A tiered system involving relegation and promotion could see the top six teams of each group automatically qualify for the following year’s competition rather than through their domestic leagues, while Uefa president Aleksander Ceferin denied reports games could be played at weekends.
“All 20 Premier League clubs today discussed their ‘significant concerns’ regarding reported proposals for changing the format and qualification criteria of Uefa club competitions from season 2024/25,” the Premier League said in a statement.
“All clubs unanimously agreed it is inappropriate for European football bodies to create plans that would alter the structures, calendar and competitiveness of the domestic game and will work together to protect the Premier League.”
The Premier League is one of the most competitive domestic competitions with its top six of Manchester City, Manchester United, Liverpool, Chelsea, Arsenal and Tottenham fighting for just four places in the Champions League every season.
All six are still involved in European competition this season, with City, United, Liverpool and Tottenham in next week’s Champions League quarterfinals, and Arsenal and Chelsea in the Europa League last eight.

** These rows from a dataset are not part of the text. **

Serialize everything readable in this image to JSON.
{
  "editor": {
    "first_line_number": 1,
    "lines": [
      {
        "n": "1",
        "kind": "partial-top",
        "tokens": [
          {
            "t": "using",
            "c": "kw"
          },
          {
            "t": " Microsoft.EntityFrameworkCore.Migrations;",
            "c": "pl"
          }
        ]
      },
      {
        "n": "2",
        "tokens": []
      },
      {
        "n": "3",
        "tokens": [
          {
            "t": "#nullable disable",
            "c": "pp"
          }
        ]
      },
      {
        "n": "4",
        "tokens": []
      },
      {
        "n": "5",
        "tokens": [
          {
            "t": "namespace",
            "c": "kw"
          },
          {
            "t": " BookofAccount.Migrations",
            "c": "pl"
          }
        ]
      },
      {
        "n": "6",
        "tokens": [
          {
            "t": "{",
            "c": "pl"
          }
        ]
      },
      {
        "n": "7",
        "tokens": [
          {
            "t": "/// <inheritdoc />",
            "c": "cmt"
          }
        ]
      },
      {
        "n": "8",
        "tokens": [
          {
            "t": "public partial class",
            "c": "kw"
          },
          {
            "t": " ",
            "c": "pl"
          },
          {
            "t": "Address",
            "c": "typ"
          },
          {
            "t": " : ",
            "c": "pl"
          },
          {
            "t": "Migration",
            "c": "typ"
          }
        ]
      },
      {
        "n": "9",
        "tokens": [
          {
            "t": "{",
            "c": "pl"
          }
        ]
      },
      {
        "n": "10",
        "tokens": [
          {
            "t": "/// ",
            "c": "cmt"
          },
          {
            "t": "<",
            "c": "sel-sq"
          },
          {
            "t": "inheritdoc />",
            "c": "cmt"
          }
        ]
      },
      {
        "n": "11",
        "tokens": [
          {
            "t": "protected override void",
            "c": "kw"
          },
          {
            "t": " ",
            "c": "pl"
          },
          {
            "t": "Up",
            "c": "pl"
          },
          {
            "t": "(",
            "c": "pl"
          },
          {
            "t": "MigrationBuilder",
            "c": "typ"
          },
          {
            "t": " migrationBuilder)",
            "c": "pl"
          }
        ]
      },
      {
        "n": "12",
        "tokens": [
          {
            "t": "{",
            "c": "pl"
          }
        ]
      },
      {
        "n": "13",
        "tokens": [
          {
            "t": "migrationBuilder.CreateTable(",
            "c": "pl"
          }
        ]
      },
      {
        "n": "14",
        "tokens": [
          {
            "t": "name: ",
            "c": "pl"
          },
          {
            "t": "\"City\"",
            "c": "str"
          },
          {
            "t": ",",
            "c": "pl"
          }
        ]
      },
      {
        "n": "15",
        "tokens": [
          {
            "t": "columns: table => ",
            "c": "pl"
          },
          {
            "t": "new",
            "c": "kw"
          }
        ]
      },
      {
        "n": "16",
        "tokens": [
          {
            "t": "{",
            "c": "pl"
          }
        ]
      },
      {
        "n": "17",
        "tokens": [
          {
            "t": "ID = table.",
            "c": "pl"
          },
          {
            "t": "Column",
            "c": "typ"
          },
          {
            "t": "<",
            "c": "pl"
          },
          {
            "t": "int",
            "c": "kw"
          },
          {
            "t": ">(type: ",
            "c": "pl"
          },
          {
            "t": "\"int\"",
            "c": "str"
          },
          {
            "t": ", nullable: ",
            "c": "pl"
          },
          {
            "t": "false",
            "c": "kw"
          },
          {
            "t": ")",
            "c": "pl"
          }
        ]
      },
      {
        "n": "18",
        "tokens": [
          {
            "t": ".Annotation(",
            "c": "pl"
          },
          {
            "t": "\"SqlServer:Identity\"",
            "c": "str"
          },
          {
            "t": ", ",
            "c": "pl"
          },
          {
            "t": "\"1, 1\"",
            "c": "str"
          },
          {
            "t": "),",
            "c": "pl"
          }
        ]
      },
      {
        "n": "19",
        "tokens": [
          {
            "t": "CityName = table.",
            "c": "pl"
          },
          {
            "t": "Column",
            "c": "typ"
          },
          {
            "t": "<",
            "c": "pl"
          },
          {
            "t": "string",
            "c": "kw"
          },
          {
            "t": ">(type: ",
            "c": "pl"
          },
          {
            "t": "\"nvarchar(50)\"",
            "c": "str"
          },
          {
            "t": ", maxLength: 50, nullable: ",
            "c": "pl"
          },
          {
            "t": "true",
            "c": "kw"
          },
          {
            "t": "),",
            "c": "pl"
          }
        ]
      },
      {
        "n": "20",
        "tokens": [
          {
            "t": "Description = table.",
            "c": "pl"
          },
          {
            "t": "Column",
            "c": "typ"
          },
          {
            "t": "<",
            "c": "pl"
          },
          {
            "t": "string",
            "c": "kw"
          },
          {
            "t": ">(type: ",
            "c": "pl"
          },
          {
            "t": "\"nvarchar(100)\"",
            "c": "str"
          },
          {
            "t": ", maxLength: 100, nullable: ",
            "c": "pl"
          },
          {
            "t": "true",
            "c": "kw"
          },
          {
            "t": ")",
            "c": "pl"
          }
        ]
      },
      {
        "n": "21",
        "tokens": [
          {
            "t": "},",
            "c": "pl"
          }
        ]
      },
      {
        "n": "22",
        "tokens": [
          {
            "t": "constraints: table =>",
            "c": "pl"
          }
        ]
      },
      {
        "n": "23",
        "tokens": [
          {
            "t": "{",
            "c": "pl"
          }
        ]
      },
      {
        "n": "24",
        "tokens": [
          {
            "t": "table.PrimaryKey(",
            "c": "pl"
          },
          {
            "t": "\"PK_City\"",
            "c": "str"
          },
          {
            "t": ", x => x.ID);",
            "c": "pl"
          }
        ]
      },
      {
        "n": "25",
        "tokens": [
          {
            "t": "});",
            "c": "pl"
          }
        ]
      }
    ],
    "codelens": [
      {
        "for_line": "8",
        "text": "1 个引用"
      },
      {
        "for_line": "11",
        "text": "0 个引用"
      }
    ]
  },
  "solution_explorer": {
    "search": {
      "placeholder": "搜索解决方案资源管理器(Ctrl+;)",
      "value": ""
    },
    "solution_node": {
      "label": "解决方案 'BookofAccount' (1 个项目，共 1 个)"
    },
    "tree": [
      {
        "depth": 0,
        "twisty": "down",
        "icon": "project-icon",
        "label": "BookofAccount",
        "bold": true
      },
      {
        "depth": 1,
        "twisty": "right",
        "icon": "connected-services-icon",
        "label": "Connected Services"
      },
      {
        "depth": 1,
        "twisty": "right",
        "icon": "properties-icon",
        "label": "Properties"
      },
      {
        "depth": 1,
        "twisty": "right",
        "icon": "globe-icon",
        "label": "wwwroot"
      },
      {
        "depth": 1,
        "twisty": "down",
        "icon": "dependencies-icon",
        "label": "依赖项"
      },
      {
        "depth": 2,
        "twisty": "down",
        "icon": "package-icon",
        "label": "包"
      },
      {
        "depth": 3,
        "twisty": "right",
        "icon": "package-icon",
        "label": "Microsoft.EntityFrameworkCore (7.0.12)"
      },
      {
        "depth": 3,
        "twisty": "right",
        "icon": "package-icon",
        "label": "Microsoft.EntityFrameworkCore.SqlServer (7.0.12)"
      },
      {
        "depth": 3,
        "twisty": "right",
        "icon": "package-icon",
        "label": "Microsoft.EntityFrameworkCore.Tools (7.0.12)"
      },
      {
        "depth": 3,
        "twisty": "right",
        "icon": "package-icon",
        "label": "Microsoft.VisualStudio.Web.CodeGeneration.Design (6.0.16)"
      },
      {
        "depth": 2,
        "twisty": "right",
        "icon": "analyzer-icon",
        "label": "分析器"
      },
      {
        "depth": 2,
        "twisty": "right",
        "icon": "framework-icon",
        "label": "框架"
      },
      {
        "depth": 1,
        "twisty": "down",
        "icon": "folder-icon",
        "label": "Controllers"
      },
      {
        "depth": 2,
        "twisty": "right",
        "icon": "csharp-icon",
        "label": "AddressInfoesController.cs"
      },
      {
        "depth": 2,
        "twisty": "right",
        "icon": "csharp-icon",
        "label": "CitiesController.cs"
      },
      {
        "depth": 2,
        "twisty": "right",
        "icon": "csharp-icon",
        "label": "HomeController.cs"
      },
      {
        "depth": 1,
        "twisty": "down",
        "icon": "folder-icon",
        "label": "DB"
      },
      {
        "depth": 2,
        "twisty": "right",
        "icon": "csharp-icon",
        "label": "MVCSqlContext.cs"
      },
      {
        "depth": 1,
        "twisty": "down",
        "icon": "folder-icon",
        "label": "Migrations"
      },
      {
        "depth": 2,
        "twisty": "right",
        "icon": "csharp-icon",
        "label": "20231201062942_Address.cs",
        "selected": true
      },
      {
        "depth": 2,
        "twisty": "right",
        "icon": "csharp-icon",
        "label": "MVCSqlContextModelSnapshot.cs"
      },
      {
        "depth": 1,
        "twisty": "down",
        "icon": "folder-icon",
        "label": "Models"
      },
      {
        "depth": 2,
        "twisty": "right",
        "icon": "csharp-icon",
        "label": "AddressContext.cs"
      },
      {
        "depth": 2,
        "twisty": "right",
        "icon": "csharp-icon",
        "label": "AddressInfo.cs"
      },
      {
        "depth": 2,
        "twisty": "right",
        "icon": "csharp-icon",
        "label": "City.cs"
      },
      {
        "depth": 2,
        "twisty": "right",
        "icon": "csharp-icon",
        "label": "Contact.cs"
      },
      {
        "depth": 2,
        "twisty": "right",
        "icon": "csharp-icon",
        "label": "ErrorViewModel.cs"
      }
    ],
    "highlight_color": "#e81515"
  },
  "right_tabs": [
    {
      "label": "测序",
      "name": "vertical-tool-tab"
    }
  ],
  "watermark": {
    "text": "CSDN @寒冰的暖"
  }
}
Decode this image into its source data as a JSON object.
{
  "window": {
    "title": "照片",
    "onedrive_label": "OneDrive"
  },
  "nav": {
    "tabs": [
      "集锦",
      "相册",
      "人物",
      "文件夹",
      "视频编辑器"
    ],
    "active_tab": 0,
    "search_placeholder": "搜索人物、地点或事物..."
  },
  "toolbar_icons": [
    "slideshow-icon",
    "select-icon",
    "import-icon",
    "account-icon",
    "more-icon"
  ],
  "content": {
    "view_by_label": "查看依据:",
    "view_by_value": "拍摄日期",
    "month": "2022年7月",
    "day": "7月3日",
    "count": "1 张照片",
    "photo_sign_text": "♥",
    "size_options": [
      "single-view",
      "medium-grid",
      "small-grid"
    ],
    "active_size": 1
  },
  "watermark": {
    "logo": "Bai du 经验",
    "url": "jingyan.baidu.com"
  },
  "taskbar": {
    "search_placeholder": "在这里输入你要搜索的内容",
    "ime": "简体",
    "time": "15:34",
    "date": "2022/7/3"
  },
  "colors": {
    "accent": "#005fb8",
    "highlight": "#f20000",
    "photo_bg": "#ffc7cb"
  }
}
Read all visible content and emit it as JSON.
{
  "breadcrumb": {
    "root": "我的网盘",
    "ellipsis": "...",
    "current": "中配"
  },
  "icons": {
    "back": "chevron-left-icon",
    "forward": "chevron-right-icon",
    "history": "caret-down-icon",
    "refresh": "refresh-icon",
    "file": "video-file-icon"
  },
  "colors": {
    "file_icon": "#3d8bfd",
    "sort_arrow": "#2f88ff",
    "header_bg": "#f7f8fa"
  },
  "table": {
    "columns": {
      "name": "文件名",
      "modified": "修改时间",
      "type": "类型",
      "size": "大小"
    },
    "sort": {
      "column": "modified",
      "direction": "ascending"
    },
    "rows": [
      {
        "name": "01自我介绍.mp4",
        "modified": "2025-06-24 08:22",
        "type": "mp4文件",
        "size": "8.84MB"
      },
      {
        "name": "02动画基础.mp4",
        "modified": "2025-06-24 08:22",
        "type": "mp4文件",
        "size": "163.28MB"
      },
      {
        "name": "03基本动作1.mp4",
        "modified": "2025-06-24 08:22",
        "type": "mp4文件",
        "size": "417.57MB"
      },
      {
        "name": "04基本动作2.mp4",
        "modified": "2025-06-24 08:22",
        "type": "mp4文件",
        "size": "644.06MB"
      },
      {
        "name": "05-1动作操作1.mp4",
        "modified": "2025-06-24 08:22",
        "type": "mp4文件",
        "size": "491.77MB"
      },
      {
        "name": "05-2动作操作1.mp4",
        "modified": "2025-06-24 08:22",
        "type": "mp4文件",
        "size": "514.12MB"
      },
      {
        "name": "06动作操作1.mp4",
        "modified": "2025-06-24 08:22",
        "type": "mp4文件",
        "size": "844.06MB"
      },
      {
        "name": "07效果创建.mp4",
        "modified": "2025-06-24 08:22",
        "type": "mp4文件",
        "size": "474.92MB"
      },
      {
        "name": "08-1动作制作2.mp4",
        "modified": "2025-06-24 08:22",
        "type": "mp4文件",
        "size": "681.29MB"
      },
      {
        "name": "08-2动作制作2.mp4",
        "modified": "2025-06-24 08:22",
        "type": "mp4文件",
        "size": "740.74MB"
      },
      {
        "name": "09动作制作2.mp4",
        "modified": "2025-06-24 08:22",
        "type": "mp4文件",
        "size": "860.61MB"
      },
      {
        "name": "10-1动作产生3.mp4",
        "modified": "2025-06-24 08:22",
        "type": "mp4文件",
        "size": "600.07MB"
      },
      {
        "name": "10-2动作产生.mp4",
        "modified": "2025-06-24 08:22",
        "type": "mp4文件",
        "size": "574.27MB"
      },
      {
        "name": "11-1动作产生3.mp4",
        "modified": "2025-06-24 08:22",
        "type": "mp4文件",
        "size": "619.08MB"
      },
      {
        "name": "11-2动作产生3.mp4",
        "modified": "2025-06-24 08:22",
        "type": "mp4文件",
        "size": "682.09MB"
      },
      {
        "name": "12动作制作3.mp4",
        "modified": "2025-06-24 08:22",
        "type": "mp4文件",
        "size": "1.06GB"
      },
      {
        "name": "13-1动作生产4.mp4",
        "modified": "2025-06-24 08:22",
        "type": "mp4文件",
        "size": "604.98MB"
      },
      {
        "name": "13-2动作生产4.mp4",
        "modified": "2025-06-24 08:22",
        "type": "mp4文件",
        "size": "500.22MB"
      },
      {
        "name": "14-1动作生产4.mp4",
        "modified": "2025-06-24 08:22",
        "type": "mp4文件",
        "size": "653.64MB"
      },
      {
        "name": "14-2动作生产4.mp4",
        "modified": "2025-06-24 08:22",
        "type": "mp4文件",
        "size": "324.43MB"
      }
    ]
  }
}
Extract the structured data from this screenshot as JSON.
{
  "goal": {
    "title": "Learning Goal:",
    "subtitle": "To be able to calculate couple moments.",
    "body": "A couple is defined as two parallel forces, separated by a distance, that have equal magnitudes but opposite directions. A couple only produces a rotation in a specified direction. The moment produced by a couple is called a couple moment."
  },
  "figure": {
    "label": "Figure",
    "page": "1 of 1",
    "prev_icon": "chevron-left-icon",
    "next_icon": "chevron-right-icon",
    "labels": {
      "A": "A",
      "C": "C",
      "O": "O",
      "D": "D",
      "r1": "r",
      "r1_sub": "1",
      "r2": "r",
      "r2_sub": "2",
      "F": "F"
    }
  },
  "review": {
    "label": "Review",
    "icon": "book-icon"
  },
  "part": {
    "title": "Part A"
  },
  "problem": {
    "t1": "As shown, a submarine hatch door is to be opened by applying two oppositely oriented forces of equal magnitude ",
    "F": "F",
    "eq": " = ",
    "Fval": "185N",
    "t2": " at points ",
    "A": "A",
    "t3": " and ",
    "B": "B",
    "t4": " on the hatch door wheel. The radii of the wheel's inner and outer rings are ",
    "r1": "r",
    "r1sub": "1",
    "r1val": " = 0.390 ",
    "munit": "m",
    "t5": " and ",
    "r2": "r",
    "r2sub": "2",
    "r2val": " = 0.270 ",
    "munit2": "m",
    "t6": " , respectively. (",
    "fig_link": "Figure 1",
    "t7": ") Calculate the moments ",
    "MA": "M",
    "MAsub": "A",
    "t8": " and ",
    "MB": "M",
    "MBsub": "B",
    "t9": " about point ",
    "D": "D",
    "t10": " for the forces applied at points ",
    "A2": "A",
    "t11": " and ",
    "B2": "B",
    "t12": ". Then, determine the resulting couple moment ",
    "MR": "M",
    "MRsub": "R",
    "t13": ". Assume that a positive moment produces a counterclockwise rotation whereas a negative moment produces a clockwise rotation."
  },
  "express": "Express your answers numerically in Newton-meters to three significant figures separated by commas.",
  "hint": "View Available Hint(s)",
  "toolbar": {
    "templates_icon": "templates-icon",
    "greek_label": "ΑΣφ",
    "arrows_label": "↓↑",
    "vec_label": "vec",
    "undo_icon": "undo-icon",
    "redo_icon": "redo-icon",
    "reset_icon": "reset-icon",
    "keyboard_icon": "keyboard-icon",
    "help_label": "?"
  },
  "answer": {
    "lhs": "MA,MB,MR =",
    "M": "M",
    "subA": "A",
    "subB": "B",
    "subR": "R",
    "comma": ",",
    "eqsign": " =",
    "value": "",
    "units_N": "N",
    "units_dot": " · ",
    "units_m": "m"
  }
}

However, it is believed leading clubs on the continent are seeking change to combat the Premier League’s advantage over its European competitors from more lucrative TV rights deals.
“In England, football plays an important role in our culture and everyday life,” the statement added.
“Millions of fans attend matches across the country, with allegiances and local rivalries often passed down through generations. We have a fantastic combination of competitive football and committed fans that we will vigorously defend.”
The Premier League are not alone in standing up to the proposals, with senior officials in the Spanish and German leagues also stating their disapproval.
On Friday Lars-Christer Olsson, the president of the European Leagues body which represents domestic competitions across the continent, said that there was “unanimous” opposition to the reforms.
“Our major objective is to safeguard the domestic competitions and protect them,” Olsson said at the organisation’s annual general meeting in Lisbon.
“We have decided to invite all club members of our leagues to a meeting in Madrid on May 6-7, to discuss how they would like to see the development of professional club football in Europe.”
On Wednesday multiple sources told AFP that Ceferin and Olsson would meet on May 8 to discuss the proposed changes that were reportedly put to Uefa last month by Juventus chairman Andrea Agnelli, head of the European Club Association (ECA) which represents the continent’s biggest teams.
The reforms are also set to be discussed by Uefa’s Club Competitions Committee on May 14.